“雷狼?”
活见鬼了。
这大夫……难道还是个兽医?
要不然谁家里头会放这么多雷狼进去?
可问题是关于陈安宁的情报上,也没写他是兽医,更没写他在驭兽宗就职过。
这群雷狼是哪儿来的?
而且视线敏锐的杀手还发现了极其怪异的一点。
这群雷狼中间……好像在杂着一只狐狸?
兽医。
这个陈安宁绝对是兽医!
那狐狸后腿受了伤,还给人包扎过,显然是陈安宁包扎的。
再加上正常大夫的家里头不会有雷狼,因此他可以确信陈安宁是个兽医。
该死的黑网。
连一个凡人的情报都会出错。
杀手内心暗骂一声情报网络的不靠谱,旋即又将视线投射到了更加深处的屋子。
那是里屋,大多是主人才会住下的屋子。
仔细想来,那应当是目标和他妻子所住的地方。
说起目标的妻子。
那可是个绝世大美人。
杀手脸上显露出少许淫意,他可是在黑网里见过那名女子的画像了,若是不出意外的话,这陈安宁倒是走了天大的好运,娶了如此美艳的一名妻子。
只可惜,他有好运,没好福。
竟是被那位贵人所盯上,好不容易娶的这名妻子,怕是也要受尽苦痛了。
“呵呵~”
杀手冷笑两声,已然想好了在杀死目标后,要好好会一会那位美人。
不过。
在此之前,他极快地运转瞳术,准备贯穿屋顶,查探里屋的情况。
然。
就在他即将查探到里屋景象的瞬间,眼前突然浮现出一片苍茫血海。
仿若从无间炼狱中穿出的恶鬼声音在耳边响起。
“有些东西,不要乱看。”
一只宽厚的手搭在杀手的肩膀上。
冰冷。
彻骨的冰冷。
仿佛整个人都坠入冰窟,仿佛周边的一切都归于无尽的黑暗。
他本能地想要转过身,但那战栗不止的身体根本不听使唤。
眼前的血色逐渐晕染开,他隐隐之间发现自己竟是处在一片尸山血海之上。
在那由尸体和断臂头颅堆砌而起的尸山之上,无情的刽子手正不断地抓住一道又一道人影,将他们摁在行刑台上,挥舞着那可怖的,染着血光的大刀,收割下那一个又一个的生命。
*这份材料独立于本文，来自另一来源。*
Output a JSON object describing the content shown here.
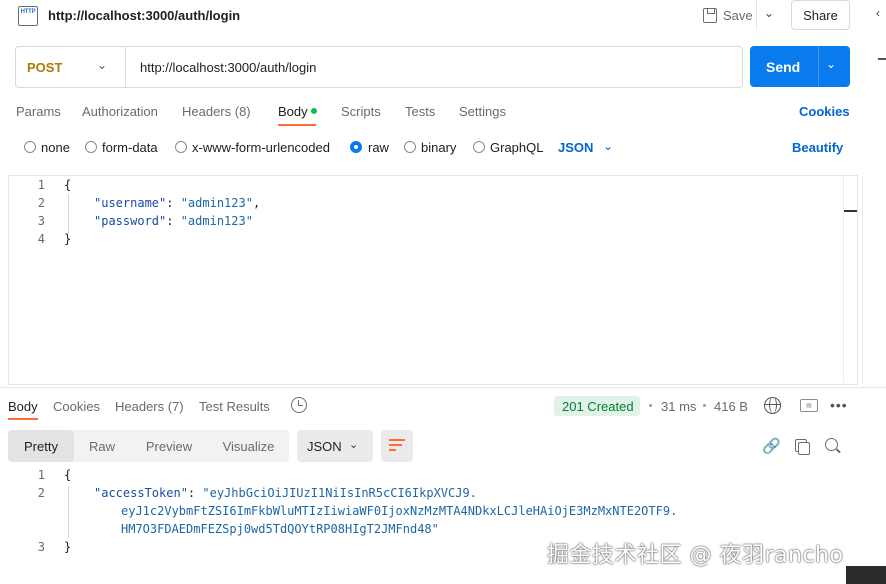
{
  "request": {
    "title": "http://localhost:3000/auth/login",
    "save_label": "Save",
    "share_label": "Share",
    "method": "POST",
    "url": "http://localhost:3000/auth/login",
    "send_label": "Send",
    "tabs": [
      "Params",
      "Authorization",
      "Headers (8)",
      "Body",
      "Scripts",
      "Tests",
      "Settings"
    ],
    "active_tab": "Body",
    "cookies_label": "Cookies",
    "body_types": [
      "none",
      "form-data",
      "x-www-form-urlencoded",
      "raw",
      "binary",
      "GraphQL"
    ],
    "selected_body_type": "raw",
    "format": "JSON",
    "beautify_label": "Beautify",
    "body_lines": [
      "1",
      "2",
      "3",
      "4"
    ],
    "body": {
      "open": "{",
      "key1": "\"username\"",
      "val1": "\"admin123\"",
      "key2": "\"password\"",
      "val2": "\"admin123\"",
      "close": "}"
    }
  },
  "response": {
    "tabs": [
      "Body",
      "Cookies",
      "Headers (7)",
      "Test Results"
    ],
    "active_tab": "Body",
    "status": "201 Created",
    "time": "31 ms",
    "size": "416 B",
    "views": [
      "Pretty",
      "Raw",
      "Preview",
      "Visualize"
    ],
    "active_view": "Pretty",
    "format": "JSON",
    "lines": [
      "1",
      "2",
      "3"
    ],
    "body": {
      "open": "{",
      "key": "\"accessToken\"",
      "token_line1": "\"eyJhbGciOiJIUzI1NiIsInR5cCI6IkpXVCJ9.",
      "token_line2": "eyJ1c2VybmFtZSI6ImFkbWluMTIzIiwiaWF0IjoxNzMzMTA4NDkxLCJleHAiOjE3MzMxNTE2OTF9.",
      "token_line3": "HM7O3FDAEDmFEZSpj0wd5TdQOYtRP08HIgT2JMFnd48\"",
      "close": "}"
    }
  },
  "watermark": "掘金技术社区 @ 夜羽rancho",
  "colors": {
    "accent": "#097bed",
    "tab_underline": "#ff6c37",
    "method": "#ad7a03",
    "status_bg": "#e1f3e6",
    "status_text": "#007f31"
  }
}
刹那间,他惊恐地发现那一道又一道被送上行刑台的人都长着和自己一模一样的脸。
当生命被大刀收割下的瞬间,身首分离的痛苦不间断地叠加在他身上。
他亲眼看着自己被斩首,又亲身感受到斩首的痛苦。
一次又一次,一次又一次。
神魂在战栗,大脑在恐惧。
待到他回过神来的瞬间,他整个人噗通一声倒在地上,瞪大着双眼,下意识地捂住自己的脑袋,蜷缩在地上,冷汗打湿了他的身体,双眸中尽是无边无际的恐怖。
在现实中,他只是呆滞了一瞬。
在幻境中,他被斩首了五千四百一十九次。
惊恐至极的眼神回头望去,他看见了一个……
大大的光头。
名为顾隼的青年不知何时已然来到了屋顶。
月色下,他的头顶熠熠生辉。
憨厚的微笑浮现在那张老实的面庞上。
他缓缓向前踏出一步,高耸的身躯如同小山般具有难以想象的压倒性气势。
“我最讨厌的就是在别人办正事的时候偷窥的人。”
“这可是关乎我们未来能不能见到少尊主的大事,怎能被你这般小喽啰给搅和了?”
嘴上说着杀手根本听不懂的话,顾隼人畜无害地来到杀手身边。
他微微一笑,转而向那早已失去抵抗能力的刺客伸出了自己的右手。
“不要……不要……”
望着那愈发在眼前放大的顾隼手掌,回想到方才那恐怖幻境的杀手不由得发出了凄厉的叫喊。
顾隼依旧老实地笑着,熠熠生辉,光芒璀璨的脑袋反射出月辰的光辉。
而越是这样的笑容,就越是让人惊恐不已。
“不要靠近我啊!!”
……
……
“我刚才……是不是听到了什么声音?”
陈家宅邸。
里屋。
柔软舒适的床上,陈安宁仿佛察觉到了什么,有些错愕地抬头望向天花板。
躺在他身侧的萧念情凝神蹙眉,娇俏的面容上浮出寒意凛凛:“你又在转移话题?”
“没有,我真听到了。”陈安宁觉得自己应该没听错。